Buddleja stachyoides

Scientific classification
- Kingdom: Plantae
- Clade: Embryophytes
- Clade: Tracheophytes
- Clade: Spermatophytes
- Clade: Angiosperms
- Clade: Eudicots
- Clade: Asterids
- Order: Lamiales
- Family: Scrophulariaceae
- Genus: Buddleja
- Species: B. stachyoides
- Binomial name: Buddleja stachyoides Cham. & Schltdl.
- Synonyms: Buddleja alata Larañaga; Buddleja albotomentosa Jacq. ex Spreng.; Buddleja australis Vell.; Buddleja brasiliensis Jacq. ex Spreng.; Buddleja brasiliensis Jacq. ex Spreng. subsp. stachyoides (Cham. & Schltdl.) E. M. Norman & L. B. Sm.; Buddleja brasiliensis Jacq. ex Spreng. var. glazoviana Gilg; Buddleja neemda Link; Buddleja otophylla Hassk.;

= Buddleja stachyoides =

- Genus: Buddleja
- Species: stachyoides
- Authority: Cham. & Schltdl.
- Synonyms: Buddleja alata Larañaga, Buddleja albotomentosa Jacq. ex Spreng., Buddleja australis Vell., Buddleja brasiliensis Jacq. ex Spreng., Buddleja brasiliensis Jacq. ex Spreng. subsp. stachyoides (Cham. & Schltdl.) E. M. Norman & L. B. Sm., Buddleja brasiliensis Jacq. ex Spreng. var. glazoviana Gilg, Buddleja neemda Link, Buddleja otophylla Hassk.

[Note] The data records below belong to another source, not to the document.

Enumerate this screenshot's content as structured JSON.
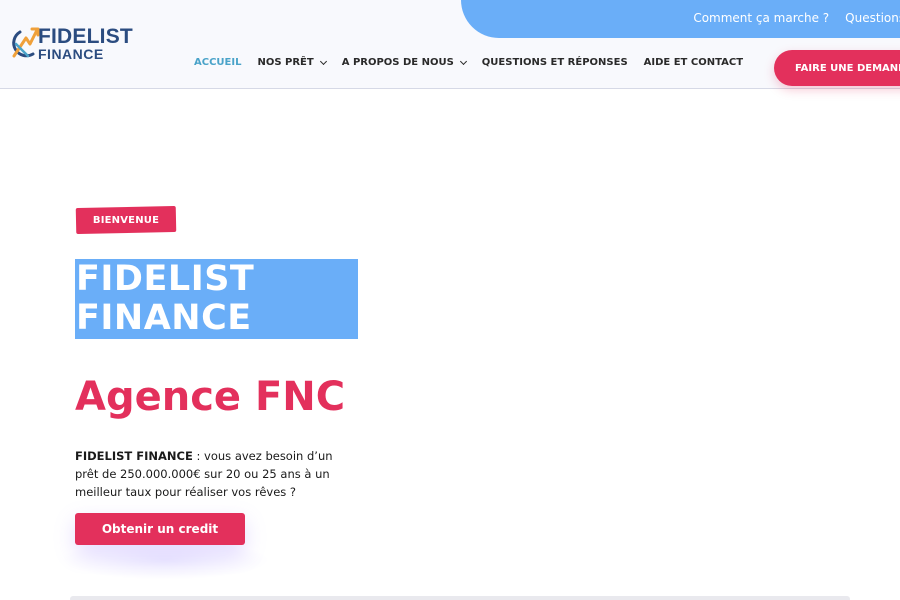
{
  "brand": {
    "name_line1": "FIDELIST",
    "name_line2": "FINANCE",
    "colors": {
      "primary_blue": "#6aaef8",
      "accent_pink": "#e3305c",
      "logo_navy": "#2b4c80",
      "nav_active": "#4aa3c9"
    }
  },
  "topbar": {
    "links": [
      "Comment ça marche ?",
      "Questions et"
    ]
  },
  "nav": {
    "items": [
      {
        "label": "ACCUEIL",
        "active": true,
        "dropdown": false
      },
      {
        "label": "NOS PRÊT",
        "active": false,
        "dropdown": true
      },
      {
        "label": "A PROPOS DE NOUS",
        "active": false,
        "dropdown": true
      },
      {
        "label": "QUESTIONS ET RÉPONSES",
        "active": false,
        "dropdown": false
      },
      {
        "label": "AIDE ET CONTACT",
        "active": false,
        "dropdown": false
      }
    ],
    "cta_label": "FAIRE UNE DEMANDE"
  },
  "hero": {
    "badge": "BIENVENUE",
    "title_line1": "FIDELIST",
    "title_line2": "FINANCE",
    "subtitle": "Agence FNC",
    "description_bold": "FIDELIST FINANCE",
    "description_rest": " : vous avez besoin d’un prêt de 250.000.000€ sur 20 ou 25 ans à un meilleur taux pour réaliser vos rêves ?",
    "cta_label": "Obtenir un credit"
  },
  "icons": {
    "logo": "logo-arrow-circle-icon",
    "dropdown": "chevron-down-icon"
  }
}
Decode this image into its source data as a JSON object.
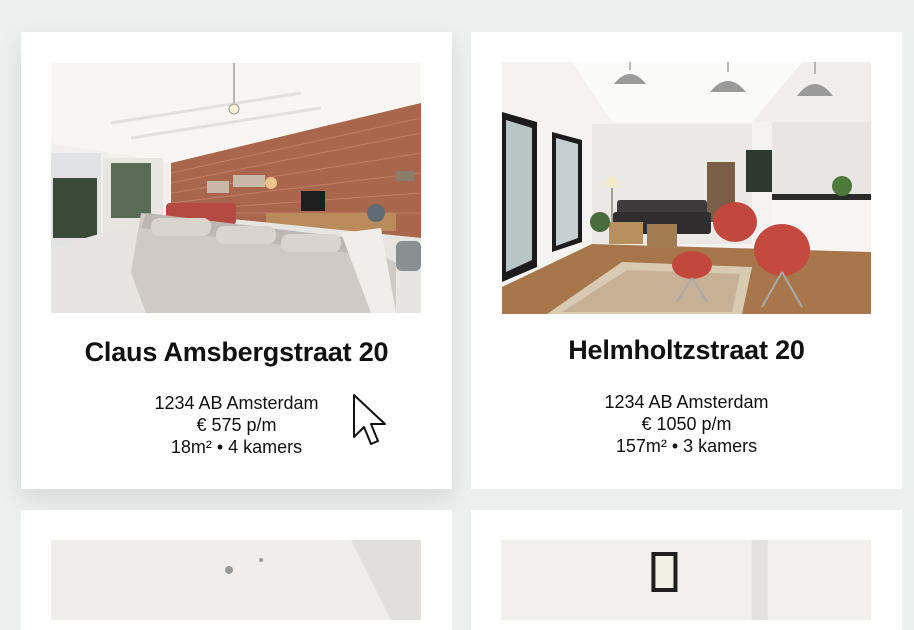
{
  "listings": [
    {
      "title": "Claus Amsbergstraat 20",
      "address": "1234 AB Amsterdam",
      "price": "€ 575 p/m",
      "details": "18m² • 4 kamers",
      "photo": "living-room-brick-wall-photo"
    },
    {
      "title": "Helmholtzstraat 20",
      "address": "1234 AB Amsterdam",
      "price": "€ 1050 p/m",
      "details": "157m² • 3 kamers",
      "photo": "living-room-red-chairs-photo"
    },
    {
      "photo": "listing-photo"
    },
    {
      "photo": "listing-photo"
    }
  ],
  "colors": {
    "page_background": "#eef0f0",
    "card_background": "#ffffff",
    "text": "#111111"
  },
  "cursor": "arrow-cursor-icon"
}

Species of flowering plant

Buddleja stachyoides is the most widespread member of the genus in South America, endemic to woodland edges, roadsides and riversides in Argentina, Brazil, Bolivia, Paraguay, and Uruguay. Introduced to the UK as B. australis in 1822, when the Royal Botanic Garden Edinburgh grew it from seed received from a Russian source, the plant was described and renamed B. stachyoides by Chamisso and von Schlechtendal in 1827.

==Description==
Buddleja stachyoides is a shrub 1-3.5 m high. Unlike most South American members of the genus which are cryptically dioecious, stachyoides is hermaphroditic, bearing perfect flowers. The young branches are quadrangular, occasionally winged, and covered with a greyish tomentum, bearing leaves subsessile or with a petiole <1 cm, ovate or oblong-lanceolate, the blade 5-20 cm long by 3-8 cm wide, membranaceous, glabrescent above, and tomentose below. The yellow to pale orange inflorescence is unbranched, 10-20 cm long, comprising 4-20 pairs of axillary cymes; the tubular corolla is 5-7 mm long. Ploidy: 2n = 38.

==Cultivation==
Buddleja stachyoides remains cultivated (under glass) in the UK at the Royal Botanic Gardens Kew, the Cambridge Botanic Garden, and as part of the NCCPG national collection at Longstock Park Nursery, near Stockbridge, Hampshire. Elsewhere, B. stachyoides has naturalized in Australia along a creek bank at Ashgrove near Brisbane, and on the islands of St Helena, and Réunion. Hardiness: USDA zones 9-11.